Oxford startup receives £4m to develop ‘biological superglue’

Google's venture capital arm has invested £4m in SpyBiotech, an Oxford University spinout

Source: Wikimedia Commons

SpyBiotech, an Oxford University company developing a biological superglue to tackle diseases and pandemics, has been given a £4m investment from the venture capital arm GV of Alphabet, which owns Google, and Oxford Sciences Innovation (OSI).

As a result of the funding, the startup will be able to become an independent business. The investment, which is a part of early-stage seed funding, enables SpyBiotech to prepare for phase one trials.

The company’s intellectual property follows research from Oxford University’s Department of Biochemistry and the Jenner Institute to separate the bacteria that causes strep throat, a tonsil-related infection.

When they are separated, the two parts of the bacteria are highly attracted to each other and want to re-bond, with this desire to reconnect forming the “biotech superglue” that can be utilised to bond things together.

Consequently, it is hoped that this principle can be used to develop vaccines, and it is thought that the technology can be effective especially when there are quickly developing vaccines for fast-spreading epidemics.

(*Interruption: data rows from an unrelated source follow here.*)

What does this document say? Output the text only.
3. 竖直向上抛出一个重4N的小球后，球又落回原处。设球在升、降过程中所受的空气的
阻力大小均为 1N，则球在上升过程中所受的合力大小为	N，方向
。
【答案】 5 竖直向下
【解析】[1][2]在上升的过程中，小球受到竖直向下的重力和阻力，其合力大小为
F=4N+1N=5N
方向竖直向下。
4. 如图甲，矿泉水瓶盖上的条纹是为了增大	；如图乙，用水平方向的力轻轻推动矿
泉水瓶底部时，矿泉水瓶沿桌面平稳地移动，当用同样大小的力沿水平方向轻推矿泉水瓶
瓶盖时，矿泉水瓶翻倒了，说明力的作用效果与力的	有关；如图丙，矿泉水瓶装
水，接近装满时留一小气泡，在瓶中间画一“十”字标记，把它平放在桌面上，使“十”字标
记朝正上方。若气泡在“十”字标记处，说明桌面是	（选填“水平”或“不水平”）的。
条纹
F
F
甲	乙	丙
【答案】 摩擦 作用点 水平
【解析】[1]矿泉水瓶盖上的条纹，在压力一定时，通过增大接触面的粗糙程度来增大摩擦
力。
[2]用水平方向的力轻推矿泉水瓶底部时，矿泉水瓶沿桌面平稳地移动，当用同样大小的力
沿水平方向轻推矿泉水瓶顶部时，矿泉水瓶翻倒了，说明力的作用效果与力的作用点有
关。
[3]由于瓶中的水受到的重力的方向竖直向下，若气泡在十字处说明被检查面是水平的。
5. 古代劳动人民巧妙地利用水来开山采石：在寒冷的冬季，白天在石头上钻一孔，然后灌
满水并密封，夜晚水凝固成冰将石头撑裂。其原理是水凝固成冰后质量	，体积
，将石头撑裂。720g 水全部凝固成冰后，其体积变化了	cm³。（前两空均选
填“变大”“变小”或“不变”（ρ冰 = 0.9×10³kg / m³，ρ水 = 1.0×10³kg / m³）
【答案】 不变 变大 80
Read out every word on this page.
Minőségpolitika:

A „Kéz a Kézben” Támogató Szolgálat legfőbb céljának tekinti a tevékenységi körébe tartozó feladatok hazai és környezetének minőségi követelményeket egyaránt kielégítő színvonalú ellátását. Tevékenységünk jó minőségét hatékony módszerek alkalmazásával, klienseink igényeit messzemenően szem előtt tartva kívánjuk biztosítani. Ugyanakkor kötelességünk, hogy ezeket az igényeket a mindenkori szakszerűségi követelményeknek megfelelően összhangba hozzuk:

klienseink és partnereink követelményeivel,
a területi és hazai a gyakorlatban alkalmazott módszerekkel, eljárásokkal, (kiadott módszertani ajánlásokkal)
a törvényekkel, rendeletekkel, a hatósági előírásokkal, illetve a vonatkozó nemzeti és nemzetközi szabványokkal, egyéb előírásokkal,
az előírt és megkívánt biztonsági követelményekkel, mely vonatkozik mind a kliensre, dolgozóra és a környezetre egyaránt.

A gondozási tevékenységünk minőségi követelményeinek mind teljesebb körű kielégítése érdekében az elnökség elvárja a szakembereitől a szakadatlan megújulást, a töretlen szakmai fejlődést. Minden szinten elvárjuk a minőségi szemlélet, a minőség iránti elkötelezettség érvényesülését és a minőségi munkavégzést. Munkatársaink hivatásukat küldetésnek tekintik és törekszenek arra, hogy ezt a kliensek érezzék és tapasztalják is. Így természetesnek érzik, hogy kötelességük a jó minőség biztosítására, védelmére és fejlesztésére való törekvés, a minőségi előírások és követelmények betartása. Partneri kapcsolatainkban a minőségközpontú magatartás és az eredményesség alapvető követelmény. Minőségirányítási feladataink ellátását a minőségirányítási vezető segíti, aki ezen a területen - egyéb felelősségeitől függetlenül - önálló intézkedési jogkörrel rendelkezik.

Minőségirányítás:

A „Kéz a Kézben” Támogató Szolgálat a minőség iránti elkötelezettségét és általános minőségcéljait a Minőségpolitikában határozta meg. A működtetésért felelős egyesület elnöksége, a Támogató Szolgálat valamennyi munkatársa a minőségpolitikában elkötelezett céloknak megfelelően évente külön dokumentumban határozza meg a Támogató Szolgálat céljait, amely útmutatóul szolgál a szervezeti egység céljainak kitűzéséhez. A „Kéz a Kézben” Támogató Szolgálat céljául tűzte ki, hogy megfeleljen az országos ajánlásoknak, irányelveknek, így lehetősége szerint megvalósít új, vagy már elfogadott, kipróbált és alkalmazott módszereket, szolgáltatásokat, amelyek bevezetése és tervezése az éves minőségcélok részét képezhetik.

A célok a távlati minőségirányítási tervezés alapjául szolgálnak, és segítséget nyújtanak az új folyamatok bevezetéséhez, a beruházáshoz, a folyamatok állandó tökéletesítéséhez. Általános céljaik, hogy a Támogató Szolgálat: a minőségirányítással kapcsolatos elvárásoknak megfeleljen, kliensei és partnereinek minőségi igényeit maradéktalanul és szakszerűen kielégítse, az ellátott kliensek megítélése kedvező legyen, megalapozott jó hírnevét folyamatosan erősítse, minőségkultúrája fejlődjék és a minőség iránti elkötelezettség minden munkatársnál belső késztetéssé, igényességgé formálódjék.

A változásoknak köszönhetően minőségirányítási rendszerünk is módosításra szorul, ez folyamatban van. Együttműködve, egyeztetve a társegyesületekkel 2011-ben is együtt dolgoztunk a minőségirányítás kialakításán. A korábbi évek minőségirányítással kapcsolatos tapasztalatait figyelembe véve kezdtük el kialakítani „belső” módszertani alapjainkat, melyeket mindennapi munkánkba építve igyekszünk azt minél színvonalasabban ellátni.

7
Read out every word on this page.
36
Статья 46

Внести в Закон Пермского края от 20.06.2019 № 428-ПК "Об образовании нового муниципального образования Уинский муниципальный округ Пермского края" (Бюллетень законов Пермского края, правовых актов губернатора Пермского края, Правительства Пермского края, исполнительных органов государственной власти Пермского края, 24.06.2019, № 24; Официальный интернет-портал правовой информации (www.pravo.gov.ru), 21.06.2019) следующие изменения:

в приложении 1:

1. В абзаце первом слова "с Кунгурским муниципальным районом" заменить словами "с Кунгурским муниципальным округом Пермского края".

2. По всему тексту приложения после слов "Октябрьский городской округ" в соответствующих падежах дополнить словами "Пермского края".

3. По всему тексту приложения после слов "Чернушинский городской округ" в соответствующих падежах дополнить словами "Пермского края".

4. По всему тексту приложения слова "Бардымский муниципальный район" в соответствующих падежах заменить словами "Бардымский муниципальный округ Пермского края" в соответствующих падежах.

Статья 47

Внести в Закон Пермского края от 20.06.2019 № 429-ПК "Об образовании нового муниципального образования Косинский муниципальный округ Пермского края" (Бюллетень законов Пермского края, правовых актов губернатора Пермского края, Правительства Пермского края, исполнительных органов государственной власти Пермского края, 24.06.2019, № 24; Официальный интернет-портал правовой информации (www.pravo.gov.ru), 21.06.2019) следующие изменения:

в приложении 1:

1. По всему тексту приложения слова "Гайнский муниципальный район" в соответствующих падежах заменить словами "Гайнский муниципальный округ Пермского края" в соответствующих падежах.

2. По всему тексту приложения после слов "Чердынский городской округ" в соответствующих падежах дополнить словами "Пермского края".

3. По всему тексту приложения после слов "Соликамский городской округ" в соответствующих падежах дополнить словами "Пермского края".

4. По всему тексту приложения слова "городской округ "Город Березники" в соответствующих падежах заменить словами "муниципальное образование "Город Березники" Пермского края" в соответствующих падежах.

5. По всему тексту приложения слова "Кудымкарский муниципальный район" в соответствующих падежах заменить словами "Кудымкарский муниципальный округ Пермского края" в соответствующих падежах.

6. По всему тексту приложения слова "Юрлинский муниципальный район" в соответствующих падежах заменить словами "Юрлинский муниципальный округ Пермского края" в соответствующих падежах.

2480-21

Sumi Biswas, Associate Professor at the Jenner Institute at Oxford University and is one of four Oxford academics who formed the startup’s founding team, released a statement: “We view this superglue technology as a game changer to enable faster development of effective vaccines against major global diseases.

“We are excited to begin the journey of taking this versatile and innovative approach forward and moving our new vaccines from the laboratory to human clinical testing.”

Speaking to the Telegraph, Gregg Bayes-Brown, Marketing and Communications Manager at Oxford University Innovation, added: “We rarely ever see a corporate like GV come in at the seed into university companies. If this is the start of a new trend, it could be massive.”

Lachlan MacKinnon, principal at OSI, told TechCrunch: “We see the Spy technology as the missing link in rapid and robust VLP vaccine design and see GV as a natural co-investment partner to take this forward.

Related  Debris

“We are privileged to be working with four founders who bring such an impressive combination of academic prowess and clinical-stage experience to the company.”

Tom Hulme, general partner at GV, said: “SpyBiotech has established a novel approach that shows promise in a number of markets. We’re looking forward to working with a team of world class scientists to develop more effective vaccines for a wide range of global diseases.”

The news follows a series of innovation booms from the University of Oxford in recent months. In 2016, the number of spinouts doubled to 21, while seed funding for these start-ups increased by fivefold to £52.6m.

A second round of fundraising has also been planned by SpyBiotech, and the company is set to announce a leadership team in the coming months.